Mr. Poor Choices II:  I Don't Understand

Now that we have those basics out of the way, let me get back to the reasons I promised.
5.  To learn why so many people call me Mr. Poor Choices--and yet I'm still alive.

4.  To discover a way to make a hotel room your own that I guarantee you won't have thought of before.

3.  To feel good:  No matter how badly you've behaved in a mall, I'll make you feel better about yourself.

2.  To appreciate your mother more by hearing why my mom was the world champion of bad gift giving.

1.  To find out just exactly how insane my spending impulses get at four in the morning.

Most of all, of course, come to laugh and have a great start to your evening.

If you're at the con and want to attend the show but can't remember the details, just look for one of these posters.

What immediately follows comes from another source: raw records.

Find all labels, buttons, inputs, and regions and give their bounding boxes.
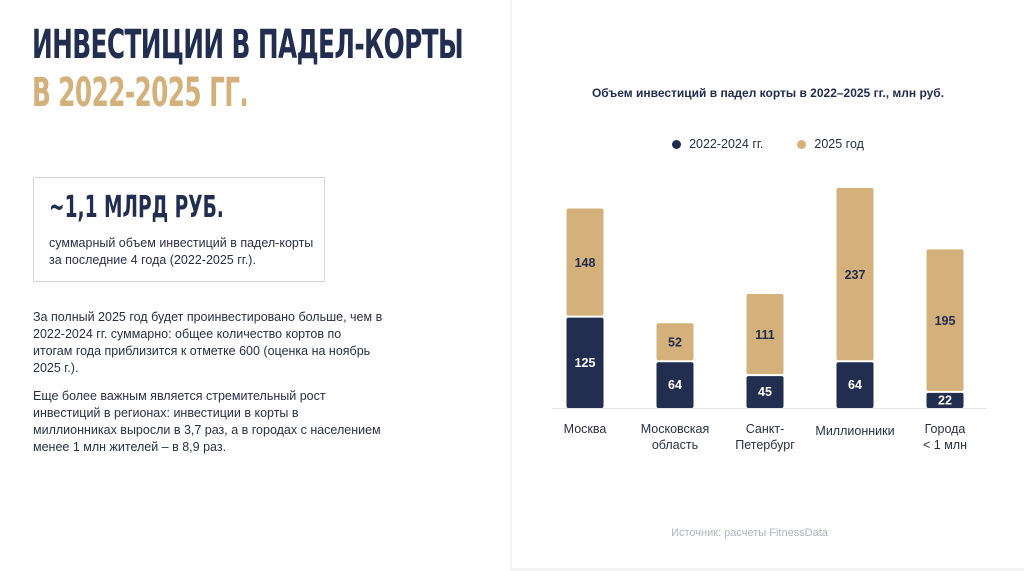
data-label: 148 <box>575 256 596 270</box>
data-label: 125 <box>575 356 596 370</box>
legend-label: 2025 год <box>814 137 864 151</box>
bar-segment <box>746 376 784 408</box>
data-label: 64 <box>848 378 862 392</box>
x-tick-label: Миллионники <box>815 424 894 438</box>
chart-legend: 2022-2024 гг. 2025 год <box>512 137 1024 151</box>
bar-segment <box>836 362 874 408</box>
x-tick-label: < 1 млн <box>923 438 967 452</box>
x-tick-label: Петербург <box>735 438 795 452</box>
data-label: 64 <box>668 378 682 392</box>
data-label: 237 <box>845 268 866 282</box>
bar-chart: 125 148 Москва 64 52 Московская область 45 111 Са… <box>552 188 987 452</box>
data-label: 22 <box>938 393 952 407</box>
chart-panel: Объем инвестиций в падел корты в 2022–20… <box>512 0 1024 568</box>
source-note: Источник: расчеты FitnessData <box>671 527 828 539</box>
legend-dot-icon <box>797 140 807 149</box>
left-panel: ИНВЕСТИЦИИ В ПАДЕЛ-КОРТЫ В 2022-2025 ГГ.… <box>0 0 510 571</box>
bar-segment <box>926 392 964 408</box>
paragraph-2: Еще более важным является стремительный … <box>33 389 381 454</box>
legend-label: 2022-2024 гг. <box>689 137 764 151</box>
data-label: 195 <box>935 314 956 328</box>
data-label: 111 <box>755 328 775 342</box>
x-tick-label: Санкт- <box>746 422 785 436</box>
chart-title: Объем инвестиций в падел корты в 2022–20… <box>591 86 945 100</box>
data-label: 45 <box>758 385 772 399</box>
highlight-value: ~1,1 МЛРД РУБ. <box>49 190 224 225</box>
bar-segment <box>926 249 964 391</box>
bar-segment <box>746 293 784 375</box>
bar-segment <box>656 323 694 361</box>
x-tick-label: Московская <box>641 422 710 436</box>
legend-item: 2025 год <box>797 137 864 151</box>
page-subtitle: В 2022-2025 ГГ. <box>32 70 249 116</box>
highlight-box: ~1,1 МЛРД РУБ. суммарный объем инвестици… <box>33 177 325 282</box>
page-title: ИНВЕСТИЦИИ В ПАДЕЛ-КОРТЫ <box>32 22 464 68</box>
bar-segment <box>656 362 694 408</box>
bar-segment <box>566 317 604 408</box>
paragraph-1: За полный 2025 год будет проинвестирован… <box>33 310 383 375</box>
bar-segment <box>836 188 874 361</box>
x-tick-label: область <box>652 438 698 452</box>
legend-item: 2022-2024 гг. <box>672 137 763 151</box>
bar-segment <box>566 208 604 316</box>
x-tick-label: Москва <box>564 422 607 436</box>
data-label: 52 <box>668 336 682 350</box>
x-tick-label: Города <box>925 422 966 436</box>
highlight-caption: суммарный объем инвестиций в падел-корты… <box>49 236 314 267</box>
legend-dot-icon <box>672 140 682 149</box>
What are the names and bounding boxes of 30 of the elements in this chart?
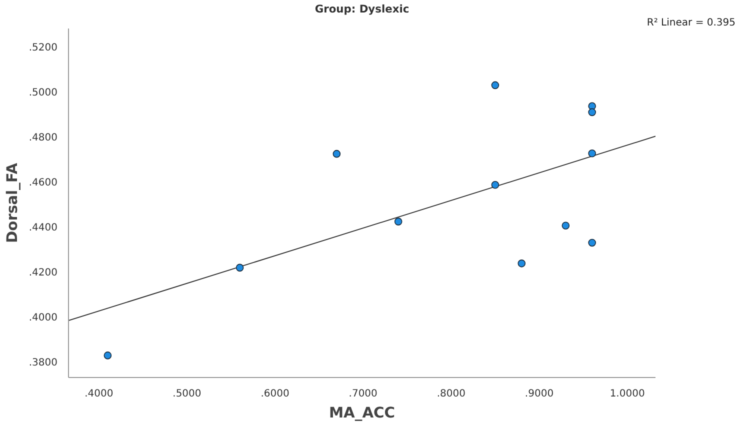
point	[562, 222, 570, 230]
point	[236, 264, 244, 272]
x-tick-label: .7000	[348, 388, 378, 400]
annotation: R² Linear = 0.395	[646, 18, 736, 28]
y-tick-label: .4000	[28, 312, 58, 324]
y-tick-label: .4200	[28, 267, 58, 278]
y-axis-title: Dorsal_FA	[4, 162, 21, 244]
x-tick-label: .9000	[524, 388, 554, 400]
x-axis-title: MA_ACC	[328, 404, 396, 422]
point	[394, 218, 402, 226]
x-tick-label: .5000	[172, 388, 202, 400]
point	[332, 150, 341, 158]
x-tick-label: 1.0000	[610, 388, 645, 400]
point	[588, 238, 596, 247]
point	[491, 180, 500, 189]
y-tick-label: .4800	[28, 132, 58, 144]
point	[104, 352, 112, 360]
x-tick-label: .8000	[436, 388, 466, 400]
point	[588, 108, 596, 116]
y-tick-label: .5000	[28, 87, 58, 98]
chart-title: Group: Dyslexic	[314, 2, 410, 16]
x-tick-label: .6000	[260, 388, 290, 400]
y-tick-label: .3800	[28, 357, 58, 368]
point	[588, 149, 596, 158]
y-tick-label: .4600	[28, 177, 58, 188]
point	[491, 81, 500, 90]
y-tick-label: .5200	[28, 42, 58, 54]
x-tick-label: .4000	[84, 388, 114, 400]
point	[518, 260, 526, 268]
y-tick-label: .4400	[28, 222, 58, 234]
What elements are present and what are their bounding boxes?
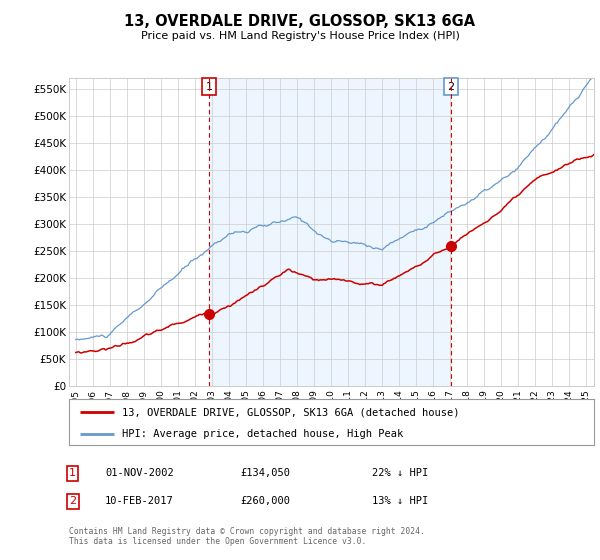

We'll be putting them everywhere the hotels let us.

I hope to see you Friday!

Sunday, August 24, 2014

Another nifty PT sabbatical video

As I've said in multiple past posts, I'm quite proud of PT's sabbatical program and of the many good works PT staffers have done while on their sabbaticals.  We make videos about those sabbaticals, and we recently completed another one.

Nathan and Sarah volunteered at the Food Bank of Central and Eastern North Carolina.  Here's Nathan, telling a bit about their time at the Food Bank.

Helping make the world a better place is a key goal of our sabbatical program.  I'm very happy that so many PT folks, like Sarah and Nathan, donate their time to do just that.